"All right. I didn't," said Ralph complacently. "And Sir Giles didn't get drunk as a lord and tumble about the ballroom, and yell comic—awfully comic—songs, till someone hauled him off to the refreshment-room and filled him up with whiskey till he could sing no more!"
"Oh, Ralph! Not really! How utterly beastly! Was Lady Carfax there?"
"She was at first, but she cleared out. I don't know where she went to."
"Oh, poor Lady Carfax! How horrid for her! Ralph, I—I could kick that man!"
"So could I," said Ralph heartily, "if someone would kindly hold him for me.
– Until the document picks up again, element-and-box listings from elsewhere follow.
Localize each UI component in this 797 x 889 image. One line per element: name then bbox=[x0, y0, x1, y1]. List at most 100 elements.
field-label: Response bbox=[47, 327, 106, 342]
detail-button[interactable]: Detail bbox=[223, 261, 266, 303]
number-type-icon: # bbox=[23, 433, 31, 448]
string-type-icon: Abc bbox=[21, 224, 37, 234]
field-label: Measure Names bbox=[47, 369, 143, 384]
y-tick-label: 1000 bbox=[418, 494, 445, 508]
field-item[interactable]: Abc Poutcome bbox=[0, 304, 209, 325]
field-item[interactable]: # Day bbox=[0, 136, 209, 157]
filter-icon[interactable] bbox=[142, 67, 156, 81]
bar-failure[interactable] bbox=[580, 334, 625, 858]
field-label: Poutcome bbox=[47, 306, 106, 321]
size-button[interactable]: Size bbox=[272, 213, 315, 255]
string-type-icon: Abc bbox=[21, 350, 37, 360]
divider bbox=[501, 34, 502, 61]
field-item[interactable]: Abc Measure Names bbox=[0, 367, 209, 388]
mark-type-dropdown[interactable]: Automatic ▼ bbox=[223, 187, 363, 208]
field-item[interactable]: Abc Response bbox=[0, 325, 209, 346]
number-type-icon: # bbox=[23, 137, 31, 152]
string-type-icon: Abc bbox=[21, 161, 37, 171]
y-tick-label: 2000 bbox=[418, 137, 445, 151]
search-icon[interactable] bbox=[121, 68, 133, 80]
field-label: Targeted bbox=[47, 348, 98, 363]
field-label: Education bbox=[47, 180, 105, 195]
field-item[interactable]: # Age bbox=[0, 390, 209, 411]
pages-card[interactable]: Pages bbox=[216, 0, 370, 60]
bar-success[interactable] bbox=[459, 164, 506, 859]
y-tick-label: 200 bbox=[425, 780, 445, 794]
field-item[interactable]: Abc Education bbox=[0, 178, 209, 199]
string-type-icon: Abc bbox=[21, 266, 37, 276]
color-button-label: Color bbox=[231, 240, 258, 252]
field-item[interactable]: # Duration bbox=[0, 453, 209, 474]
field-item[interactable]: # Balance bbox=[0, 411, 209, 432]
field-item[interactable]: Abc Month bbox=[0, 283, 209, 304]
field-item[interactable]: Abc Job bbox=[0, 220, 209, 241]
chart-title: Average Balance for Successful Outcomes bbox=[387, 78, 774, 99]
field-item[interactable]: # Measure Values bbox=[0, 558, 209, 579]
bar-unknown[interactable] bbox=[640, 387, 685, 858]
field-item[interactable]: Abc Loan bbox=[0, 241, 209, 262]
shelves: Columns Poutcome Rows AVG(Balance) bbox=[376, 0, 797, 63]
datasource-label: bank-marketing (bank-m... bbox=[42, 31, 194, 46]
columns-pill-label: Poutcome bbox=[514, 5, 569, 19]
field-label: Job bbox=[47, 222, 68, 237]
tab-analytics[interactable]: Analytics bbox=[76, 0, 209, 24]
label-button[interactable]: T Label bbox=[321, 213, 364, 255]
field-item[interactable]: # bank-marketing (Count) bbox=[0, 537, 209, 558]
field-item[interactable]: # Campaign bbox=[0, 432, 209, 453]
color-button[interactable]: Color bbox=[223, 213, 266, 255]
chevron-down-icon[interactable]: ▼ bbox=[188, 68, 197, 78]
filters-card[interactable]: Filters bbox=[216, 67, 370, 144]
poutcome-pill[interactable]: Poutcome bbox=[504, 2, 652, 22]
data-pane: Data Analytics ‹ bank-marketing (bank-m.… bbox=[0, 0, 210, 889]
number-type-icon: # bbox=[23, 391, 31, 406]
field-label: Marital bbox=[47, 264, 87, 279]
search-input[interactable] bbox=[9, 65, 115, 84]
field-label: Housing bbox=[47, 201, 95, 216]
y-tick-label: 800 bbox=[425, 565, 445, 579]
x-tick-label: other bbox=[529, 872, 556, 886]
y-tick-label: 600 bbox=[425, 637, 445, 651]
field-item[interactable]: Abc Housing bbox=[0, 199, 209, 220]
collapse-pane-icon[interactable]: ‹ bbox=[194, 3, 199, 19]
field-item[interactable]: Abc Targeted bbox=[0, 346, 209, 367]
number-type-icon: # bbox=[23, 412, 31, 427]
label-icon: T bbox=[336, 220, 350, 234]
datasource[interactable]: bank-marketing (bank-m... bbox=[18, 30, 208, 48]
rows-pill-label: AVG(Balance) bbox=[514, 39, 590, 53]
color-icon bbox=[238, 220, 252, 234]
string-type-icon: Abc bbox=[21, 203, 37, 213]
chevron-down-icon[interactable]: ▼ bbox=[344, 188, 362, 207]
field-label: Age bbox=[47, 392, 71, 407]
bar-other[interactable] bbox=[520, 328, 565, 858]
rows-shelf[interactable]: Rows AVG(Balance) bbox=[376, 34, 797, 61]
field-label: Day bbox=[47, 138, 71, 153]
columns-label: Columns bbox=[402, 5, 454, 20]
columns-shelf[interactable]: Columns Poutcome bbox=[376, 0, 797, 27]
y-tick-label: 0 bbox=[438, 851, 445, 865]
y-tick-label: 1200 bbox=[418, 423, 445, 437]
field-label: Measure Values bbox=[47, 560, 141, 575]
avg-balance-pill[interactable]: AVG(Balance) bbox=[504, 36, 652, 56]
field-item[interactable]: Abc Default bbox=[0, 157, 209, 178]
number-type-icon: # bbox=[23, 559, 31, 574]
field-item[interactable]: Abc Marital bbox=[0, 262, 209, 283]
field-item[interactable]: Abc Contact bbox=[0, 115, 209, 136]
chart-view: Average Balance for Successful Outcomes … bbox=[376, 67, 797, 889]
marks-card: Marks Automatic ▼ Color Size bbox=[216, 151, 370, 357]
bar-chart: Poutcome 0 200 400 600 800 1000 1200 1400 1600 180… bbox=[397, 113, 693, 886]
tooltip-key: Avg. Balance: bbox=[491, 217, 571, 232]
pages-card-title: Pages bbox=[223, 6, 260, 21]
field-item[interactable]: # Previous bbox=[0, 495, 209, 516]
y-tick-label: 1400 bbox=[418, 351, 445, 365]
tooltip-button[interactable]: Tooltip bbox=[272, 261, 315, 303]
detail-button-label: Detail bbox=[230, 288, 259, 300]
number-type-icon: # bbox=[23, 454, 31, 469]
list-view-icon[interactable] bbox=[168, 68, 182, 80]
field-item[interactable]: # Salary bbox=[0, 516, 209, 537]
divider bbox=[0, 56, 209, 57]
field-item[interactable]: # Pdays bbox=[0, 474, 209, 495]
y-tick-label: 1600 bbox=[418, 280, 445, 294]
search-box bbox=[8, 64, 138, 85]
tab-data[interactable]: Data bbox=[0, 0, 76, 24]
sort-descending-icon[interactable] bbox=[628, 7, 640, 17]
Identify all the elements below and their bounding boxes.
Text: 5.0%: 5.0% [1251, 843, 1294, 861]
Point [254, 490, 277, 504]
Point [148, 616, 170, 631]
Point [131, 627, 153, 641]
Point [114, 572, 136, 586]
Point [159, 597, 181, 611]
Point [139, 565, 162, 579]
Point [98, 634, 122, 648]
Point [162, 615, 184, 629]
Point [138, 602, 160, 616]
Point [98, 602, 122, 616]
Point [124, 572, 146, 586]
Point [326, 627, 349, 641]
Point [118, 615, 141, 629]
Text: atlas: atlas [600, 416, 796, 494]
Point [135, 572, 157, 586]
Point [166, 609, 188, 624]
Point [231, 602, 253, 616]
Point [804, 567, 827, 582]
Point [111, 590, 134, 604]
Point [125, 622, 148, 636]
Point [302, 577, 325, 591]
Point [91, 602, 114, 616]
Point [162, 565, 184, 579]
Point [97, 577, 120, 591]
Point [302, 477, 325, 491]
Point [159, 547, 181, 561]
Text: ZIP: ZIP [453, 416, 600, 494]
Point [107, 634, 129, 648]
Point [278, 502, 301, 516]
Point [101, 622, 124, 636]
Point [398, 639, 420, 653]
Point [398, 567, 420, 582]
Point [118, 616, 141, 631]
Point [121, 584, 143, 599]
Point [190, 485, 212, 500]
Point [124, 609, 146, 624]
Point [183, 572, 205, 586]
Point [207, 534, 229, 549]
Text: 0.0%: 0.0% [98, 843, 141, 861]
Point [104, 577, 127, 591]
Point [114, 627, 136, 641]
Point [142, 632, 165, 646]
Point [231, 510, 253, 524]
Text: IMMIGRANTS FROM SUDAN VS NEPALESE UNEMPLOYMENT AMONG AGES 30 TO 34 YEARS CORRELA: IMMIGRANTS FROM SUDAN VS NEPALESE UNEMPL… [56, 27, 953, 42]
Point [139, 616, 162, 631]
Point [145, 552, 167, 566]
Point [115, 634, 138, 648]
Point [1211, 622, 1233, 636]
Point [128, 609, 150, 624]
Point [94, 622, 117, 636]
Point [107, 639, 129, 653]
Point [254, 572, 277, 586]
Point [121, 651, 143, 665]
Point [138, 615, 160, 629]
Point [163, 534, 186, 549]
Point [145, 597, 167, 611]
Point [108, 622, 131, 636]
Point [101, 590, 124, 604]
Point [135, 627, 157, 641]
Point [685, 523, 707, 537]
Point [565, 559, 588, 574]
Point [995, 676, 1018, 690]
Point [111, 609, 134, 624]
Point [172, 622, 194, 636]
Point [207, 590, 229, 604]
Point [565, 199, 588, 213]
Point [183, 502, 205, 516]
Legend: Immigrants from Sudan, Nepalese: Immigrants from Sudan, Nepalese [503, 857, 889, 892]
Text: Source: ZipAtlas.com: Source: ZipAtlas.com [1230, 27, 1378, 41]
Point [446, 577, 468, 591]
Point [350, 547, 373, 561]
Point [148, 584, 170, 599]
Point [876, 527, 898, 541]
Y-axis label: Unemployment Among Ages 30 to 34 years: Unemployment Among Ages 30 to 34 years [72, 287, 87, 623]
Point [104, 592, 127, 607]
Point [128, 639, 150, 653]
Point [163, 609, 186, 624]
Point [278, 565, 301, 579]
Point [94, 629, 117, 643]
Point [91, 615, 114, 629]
He is a drunken blackguard, and if he doesn't end in an asylum, I shall never express a medical opinion again."
"P'r'aps he'll die of apoplexy first," said Dot vindictively.
"Whatever he dies of," said Ralph, "I shall attend his funeral with the greatest pleasure. Hadn't you better go and make that cake? I shall want it by tea-time."
"You are a pig!" the girl declared, pushing the sunny hair back from her gay young face. "Isn't Bertie late this morning? Perhaps he isn't coming. Dad won't be able to take him anyhow, for old Squinny is bad again and sent for him in a hurry."
"That wretched old humbug! That means more beef-tea, not approaching dissolution. Old Squinny will never dissolve in the ordinary way."
"Well, I must go." Dot reached the door and began to swing it to and fro, gathering impetus for departure. "By the way, was Bertie there?" she asked.